В предшествующем столетии в Германии была сочинена поэма под названием «Майер Хельмбрехт». Отец и сын Хельмбрехты спорят между собой о том, какой образ жизни предпочтителен — рыцарский, коему желает подражать Хельмбрехт-сын, или же честный крестьянский труд, прославляемый его отцом. Драма завершается жалкой гибелью младшего Хельмбрехта, силившегося выскочить «из грязи в князи». Любопытно, что его отец, преуспевающий хозяин, гордится своей независимостью и преисполнен чувством собственного достоинства. Анонимный автор поэмы ни словом не упоминает господина, который, надо полагать, высился над этим крестьянином.

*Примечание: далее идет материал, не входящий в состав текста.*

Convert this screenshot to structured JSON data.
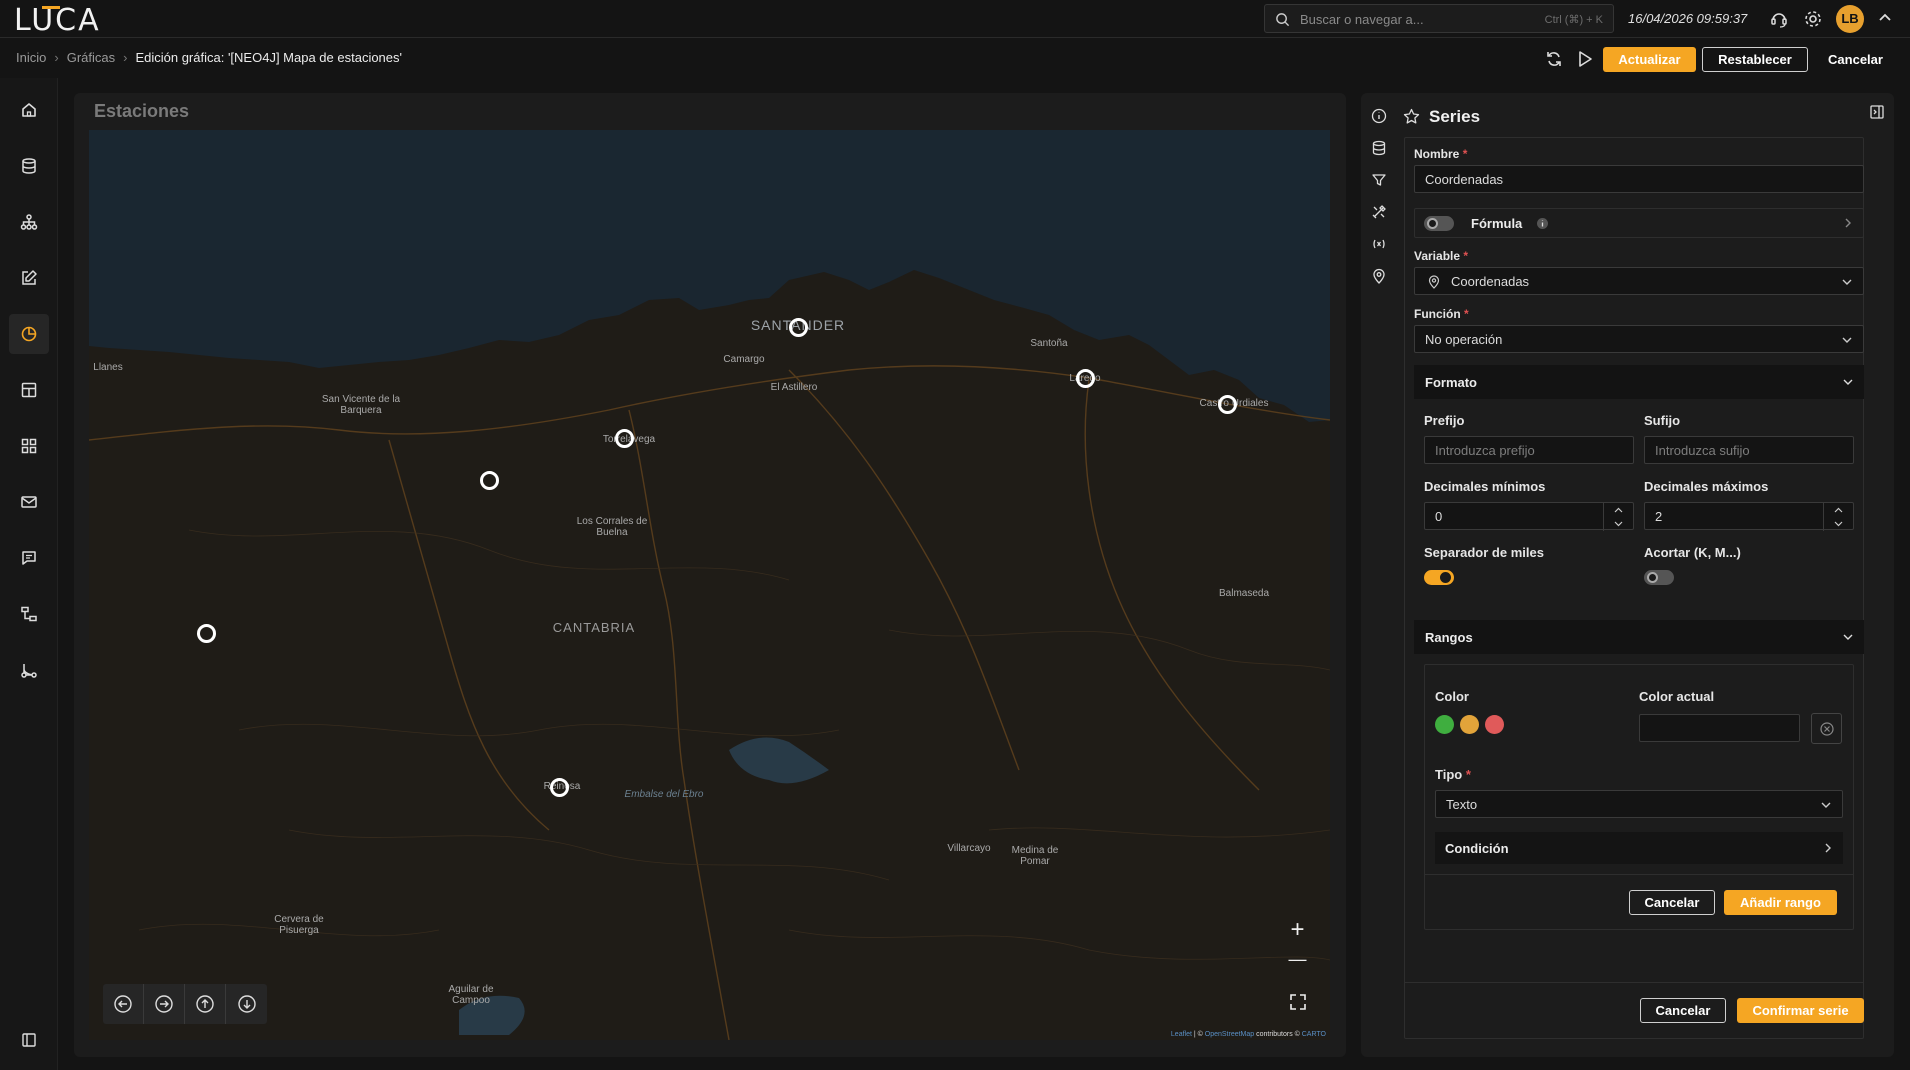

Историки привыкли к тому, чтобы четко противопоставлять крестьян их господам, и вполне справедливо. Обращаясь к текстам «leges barbarorum», медиевисты склонны искать земельных собственников и эксплуататоров среди «nobiles», тогда как в «liberi homines» они видят «простых свободных» («Gemeinfreie»), людей, стоящих перед реальной угрозой утраты свободы и собственности. Между тем анализ скандинавских источников, как правовых, так и повествовательных, не оставляет никаких сомнений в том, что любой бонд — землевладелец, домохозяин, глава семьи — обладал наряду с участком пашни и выгоном не только крупным и мелким домашним скотом, но и рабами, и что в его доме жили и трудились вольноотпущенники, наемные работники и всякие приживалы. В одиночку свое хозяйство вели лишь бедняки-бобыли. Упомянутая выше «Песнь о Риге» явно исходит из представления о том, что рабы, поглощенные тяжким и грязным трудом, находились в зависимости не только от знатных ярлов, но и от карлов — свободных и обеспеченных домохозяев.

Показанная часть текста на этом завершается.